Publié le 2025-10-05 09:37:00. Des chercheurs de l’Institut de biologie des systèmes intégratifs (I2Sysbio) proposent une nouvelle approche, combinant biologie synthétique et intelligence artificielle, pour retracer l’origine de la vie sur Terre et remonter jusqu’au dernier ancêtre commun universel (LUCA).
Les questions fondamentales sur l’origine de la vie, son apparition et ce qui existait avant elle, traversent l’histoire de la pensée humaine sans réponse définitive. Aujourd’hui, Juli Peretó et Pablo Carbonell, chercheurs à l’I2Sysbio, affirment avoir trouvé une piste prometteuse. Leur stratégie vise à remonter le fil de l’évolution depuis le dernier ancêtre commun universel (LUCA) jusqu’aux prémices de la vie.

Publiée dans la revue Philosophical Transactions, leur recherche s’appuie sur une méthodologie issue de la biologie synthétique, le métabolisme génératif. Cette approche utilise des algorithmes d’intelligence artificielle pour extrapoler les capacités métaboliques de LUCA vers le passé.

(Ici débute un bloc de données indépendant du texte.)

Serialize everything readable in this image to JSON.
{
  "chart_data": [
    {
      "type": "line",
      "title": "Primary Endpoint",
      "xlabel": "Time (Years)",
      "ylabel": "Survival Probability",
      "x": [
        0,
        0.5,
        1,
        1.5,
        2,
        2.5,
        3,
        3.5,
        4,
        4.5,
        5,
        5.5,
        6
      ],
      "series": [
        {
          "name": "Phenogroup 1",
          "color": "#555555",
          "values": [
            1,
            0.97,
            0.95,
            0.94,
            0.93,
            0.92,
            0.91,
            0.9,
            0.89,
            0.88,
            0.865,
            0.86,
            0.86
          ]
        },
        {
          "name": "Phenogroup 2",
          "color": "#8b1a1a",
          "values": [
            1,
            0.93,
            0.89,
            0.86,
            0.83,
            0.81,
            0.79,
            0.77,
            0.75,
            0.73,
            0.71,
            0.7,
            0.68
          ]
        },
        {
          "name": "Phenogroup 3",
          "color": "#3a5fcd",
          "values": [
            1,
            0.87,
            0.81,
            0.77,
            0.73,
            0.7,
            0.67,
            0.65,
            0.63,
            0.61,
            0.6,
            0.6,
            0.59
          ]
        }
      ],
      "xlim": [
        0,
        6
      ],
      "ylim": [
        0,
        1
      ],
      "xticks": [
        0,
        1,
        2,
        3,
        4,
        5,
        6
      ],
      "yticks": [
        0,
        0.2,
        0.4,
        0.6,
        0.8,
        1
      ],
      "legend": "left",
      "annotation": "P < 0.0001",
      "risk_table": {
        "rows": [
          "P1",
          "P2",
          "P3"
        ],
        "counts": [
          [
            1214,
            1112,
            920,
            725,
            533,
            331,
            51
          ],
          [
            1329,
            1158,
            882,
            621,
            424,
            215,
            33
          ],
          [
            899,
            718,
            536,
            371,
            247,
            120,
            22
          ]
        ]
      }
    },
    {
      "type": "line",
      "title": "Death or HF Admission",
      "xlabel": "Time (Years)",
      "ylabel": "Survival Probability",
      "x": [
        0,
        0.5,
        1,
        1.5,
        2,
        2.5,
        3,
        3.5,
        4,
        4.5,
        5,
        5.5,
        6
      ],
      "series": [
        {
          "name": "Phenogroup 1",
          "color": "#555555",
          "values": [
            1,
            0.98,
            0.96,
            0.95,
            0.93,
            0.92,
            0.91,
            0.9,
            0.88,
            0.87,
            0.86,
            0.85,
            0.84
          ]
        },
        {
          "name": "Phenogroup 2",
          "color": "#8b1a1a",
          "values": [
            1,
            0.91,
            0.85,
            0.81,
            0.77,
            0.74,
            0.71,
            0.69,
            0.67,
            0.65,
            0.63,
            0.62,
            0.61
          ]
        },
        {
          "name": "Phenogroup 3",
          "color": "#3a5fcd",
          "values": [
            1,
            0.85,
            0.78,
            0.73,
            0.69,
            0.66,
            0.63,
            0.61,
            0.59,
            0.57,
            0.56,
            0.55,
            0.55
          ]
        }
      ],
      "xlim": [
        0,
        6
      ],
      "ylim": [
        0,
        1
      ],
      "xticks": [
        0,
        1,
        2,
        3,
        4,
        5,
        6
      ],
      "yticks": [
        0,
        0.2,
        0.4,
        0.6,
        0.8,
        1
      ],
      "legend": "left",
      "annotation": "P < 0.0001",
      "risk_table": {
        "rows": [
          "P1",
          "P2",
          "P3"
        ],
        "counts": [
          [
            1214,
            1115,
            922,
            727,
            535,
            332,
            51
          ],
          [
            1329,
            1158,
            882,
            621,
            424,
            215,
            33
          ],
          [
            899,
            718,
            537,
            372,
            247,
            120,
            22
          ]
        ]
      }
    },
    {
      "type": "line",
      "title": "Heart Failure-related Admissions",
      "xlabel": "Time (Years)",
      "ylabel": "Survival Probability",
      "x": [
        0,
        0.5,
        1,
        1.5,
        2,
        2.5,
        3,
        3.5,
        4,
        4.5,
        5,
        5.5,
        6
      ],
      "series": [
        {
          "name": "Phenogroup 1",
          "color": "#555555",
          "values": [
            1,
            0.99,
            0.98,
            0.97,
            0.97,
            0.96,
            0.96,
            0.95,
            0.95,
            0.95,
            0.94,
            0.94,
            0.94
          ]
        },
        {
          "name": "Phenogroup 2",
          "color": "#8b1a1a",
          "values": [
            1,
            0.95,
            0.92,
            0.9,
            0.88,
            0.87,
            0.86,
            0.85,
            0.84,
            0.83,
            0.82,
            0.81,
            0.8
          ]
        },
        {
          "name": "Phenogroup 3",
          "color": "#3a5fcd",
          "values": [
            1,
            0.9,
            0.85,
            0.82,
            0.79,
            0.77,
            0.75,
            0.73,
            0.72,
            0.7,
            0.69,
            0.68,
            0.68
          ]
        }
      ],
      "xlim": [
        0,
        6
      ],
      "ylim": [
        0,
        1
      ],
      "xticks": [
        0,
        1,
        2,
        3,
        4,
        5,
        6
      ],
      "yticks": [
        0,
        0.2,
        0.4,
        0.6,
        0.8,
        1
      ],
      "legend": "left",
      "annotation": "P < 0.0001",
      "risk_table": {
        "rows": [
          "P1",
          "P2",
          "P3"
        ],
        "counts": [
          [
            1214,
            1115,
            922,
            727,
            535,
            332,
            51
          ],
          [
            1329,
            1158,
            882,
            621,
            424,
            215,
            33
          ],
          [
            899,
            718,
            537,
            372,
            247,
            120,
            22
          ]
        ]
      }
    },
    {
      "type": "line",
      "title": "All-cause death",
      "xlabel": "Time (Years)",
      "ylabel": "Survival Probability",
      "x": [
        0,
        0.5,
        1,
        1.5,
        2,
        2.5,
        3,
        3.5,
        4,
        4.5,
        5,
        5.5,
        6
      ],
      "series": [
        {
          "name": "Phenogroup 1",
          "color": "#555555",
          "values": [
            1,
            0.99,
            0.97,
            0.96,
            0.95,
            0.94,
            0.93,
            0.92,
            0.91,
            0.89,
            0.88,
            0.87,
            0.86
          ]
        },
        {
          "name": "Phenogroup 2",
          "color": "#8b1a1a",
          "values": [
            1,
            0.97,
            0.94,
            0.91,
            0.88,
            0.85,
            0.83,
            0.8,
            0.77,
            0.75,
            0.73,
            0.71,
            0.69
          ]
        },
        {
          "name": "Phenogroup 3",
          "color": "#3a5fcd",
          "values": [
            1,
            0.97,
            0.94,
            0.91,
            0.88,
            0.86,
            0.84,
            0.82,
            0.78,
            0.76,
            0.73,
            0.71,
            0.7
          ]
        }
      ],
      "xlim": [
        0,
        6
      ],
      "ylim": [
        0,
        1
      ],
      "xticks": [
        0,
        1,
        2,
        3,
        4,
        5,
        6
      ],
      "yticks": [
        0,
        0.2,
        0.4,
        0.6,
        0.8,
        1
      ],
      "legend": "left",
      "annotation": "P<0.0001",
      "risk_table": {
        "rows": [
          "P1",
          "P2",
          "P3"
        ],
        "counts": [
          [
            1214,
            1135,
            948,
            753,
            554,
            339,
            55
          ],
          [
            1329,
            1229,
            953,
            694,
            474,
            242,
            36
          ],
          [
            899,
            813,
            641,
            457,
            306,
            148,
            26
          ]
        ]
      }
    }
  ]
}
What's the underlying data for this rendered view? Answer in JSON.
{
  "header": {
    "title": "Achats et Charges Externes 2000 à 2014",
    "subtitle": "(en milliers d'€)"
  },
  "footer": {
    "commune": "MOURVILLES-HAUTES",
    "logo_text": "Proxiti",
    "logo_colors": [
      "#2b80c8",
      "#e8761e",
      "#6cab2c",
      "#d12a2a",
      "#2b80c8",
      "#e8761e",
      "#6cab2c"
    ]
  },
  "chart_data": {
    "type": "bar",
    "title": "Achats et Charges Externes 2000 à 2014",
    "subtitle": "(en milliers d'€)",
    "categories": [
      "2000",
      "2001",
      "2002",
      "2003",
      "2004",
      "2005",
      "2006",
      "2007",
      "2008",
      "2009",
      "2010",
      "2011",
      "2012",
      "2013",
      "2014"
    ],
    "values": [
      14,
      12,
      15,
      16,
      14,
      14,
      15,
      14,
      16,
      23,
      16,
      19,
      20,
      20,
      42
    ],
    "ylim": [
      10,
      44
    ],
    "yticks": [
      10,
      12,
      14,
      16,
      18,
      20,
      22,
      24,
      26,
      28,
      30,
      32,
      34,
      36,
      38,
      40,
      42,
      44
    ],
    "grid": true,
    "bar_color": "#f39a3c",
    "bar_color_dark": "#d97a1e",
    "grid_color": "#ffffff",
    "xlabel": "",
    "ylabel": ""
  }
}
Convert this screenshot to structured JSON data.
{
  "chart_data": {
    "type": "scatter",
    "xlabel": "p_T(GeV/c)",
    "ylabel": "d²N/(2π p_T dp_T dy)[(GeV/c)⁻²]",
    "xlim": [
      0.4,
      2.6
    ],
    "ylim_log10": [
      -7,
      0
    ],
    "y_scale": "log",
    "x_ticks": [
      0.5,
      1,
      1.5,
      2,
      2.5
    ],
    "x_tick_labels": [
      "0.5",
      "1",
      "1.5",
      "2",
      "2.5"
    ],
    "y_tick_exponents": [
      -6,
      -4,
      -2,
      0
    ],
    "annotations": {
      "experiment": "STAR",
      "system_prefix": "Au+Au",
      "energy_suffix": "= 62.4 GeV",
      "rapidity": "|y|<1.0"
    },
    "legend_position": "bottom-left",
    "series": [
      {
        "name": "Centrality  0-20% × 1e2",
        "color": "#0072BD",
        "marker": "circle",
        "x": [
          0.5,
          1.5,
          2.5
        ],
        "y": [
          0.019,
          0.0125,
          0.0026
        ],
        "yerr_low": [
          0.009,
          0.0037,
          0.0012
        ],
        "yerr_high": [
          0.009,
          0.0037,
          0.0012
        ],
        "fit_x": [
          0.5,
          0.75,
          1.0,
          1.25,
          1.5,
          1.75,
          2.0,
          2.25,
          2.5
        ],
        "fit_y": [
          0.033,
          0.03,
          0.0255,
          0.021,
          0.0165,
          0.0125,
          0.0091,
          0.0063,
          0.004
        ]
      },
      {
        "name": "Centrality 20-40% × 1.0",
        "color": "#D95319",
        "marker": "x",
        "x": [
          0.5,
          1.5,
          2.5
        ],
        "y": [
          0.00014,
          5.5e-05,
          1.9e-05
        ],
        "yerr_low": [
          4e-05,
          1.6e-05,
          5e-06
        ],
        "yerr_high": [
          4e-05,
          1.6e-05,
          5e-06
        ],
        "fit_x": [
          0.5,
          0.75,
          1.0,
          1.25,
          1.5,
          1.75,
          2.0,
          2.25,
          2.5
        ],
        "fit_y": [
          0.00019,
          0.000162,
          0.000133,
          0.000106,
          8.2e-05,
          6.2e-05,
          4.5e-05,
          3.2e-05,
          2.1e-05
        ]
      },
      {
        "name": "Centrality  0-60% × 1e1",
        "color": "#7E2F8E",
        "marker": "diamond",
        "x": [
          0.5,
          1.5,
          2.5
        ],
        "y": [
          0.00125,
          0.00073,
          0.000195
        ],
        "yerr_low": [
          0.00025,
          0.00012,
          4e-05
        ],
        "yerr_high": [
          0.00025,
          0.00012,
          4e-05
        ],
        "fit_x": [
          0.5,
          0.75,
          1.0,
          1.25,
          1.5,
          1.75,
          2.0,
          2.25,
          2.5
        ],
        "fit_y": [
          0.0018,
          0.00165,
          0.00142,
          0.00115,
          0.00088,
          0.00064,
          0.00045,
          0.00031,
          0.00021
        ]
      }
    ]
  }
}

La génétique, par l’étude et la comparaison des génomes, offre déjà une forme de voyage dans le temps. Plus deux génomes sont similaires, plus leur dernier ancêtre commun (LAC) est récent. Inversement, une grande divergence génétique suggère un LAC plus ancien. L’accumulation de données génomiques ces dernières décennies a permis d’établir le concept de LUCA (Last Universal Common Ancestor), l’organisme dont descendent tous les êtres vivants actuels, des bactéries aux mammifères.
LUCA, la pierre angulaire de l’origine de la vie
Selon les estimations actuelles, LUCA aurait émergé il y a environ 4,2 milliards d’années. Sachant que la Terre s’est formée il y a quelque 4,6 milliards d’années, cela laisse une fenêtre de 400 millions d’années pour l’origine de la vie.
Un défi majeur dans l’étude de l’évolution primitive réside dans la compréhension de la transition entre la chimie prébiotique, avant l’apparition de la vie sur une Terre très différente de celle d’aujourd’hui, et les métabolismes les plus rudimentaires qui ont finalement permis l’émergence des premiers micro-organismes. Jusqu’à présent, la combinaison d’approches ascendantes (de la chimie vers la biologie) et descendantes (de la diversité métabolique actuelle vers LUCA) n’avait pas permis de combler ce fossé.
Cependant, Pablo Carbonell, chercheur scientifique au CSIC, et Juli Peretó, professeur de biochimie et biologie moléculaire à l’UV, soutiennent qu’il est possible de reconstruire l’évolution des enzymes en remontant l’arbre de vie vers LUCA. Cela permettrait d’identifier les gènes ancestraux que LUCA aurait pu posséder, ainsi que les groupes de réactions biochimiques qu’ils codaient.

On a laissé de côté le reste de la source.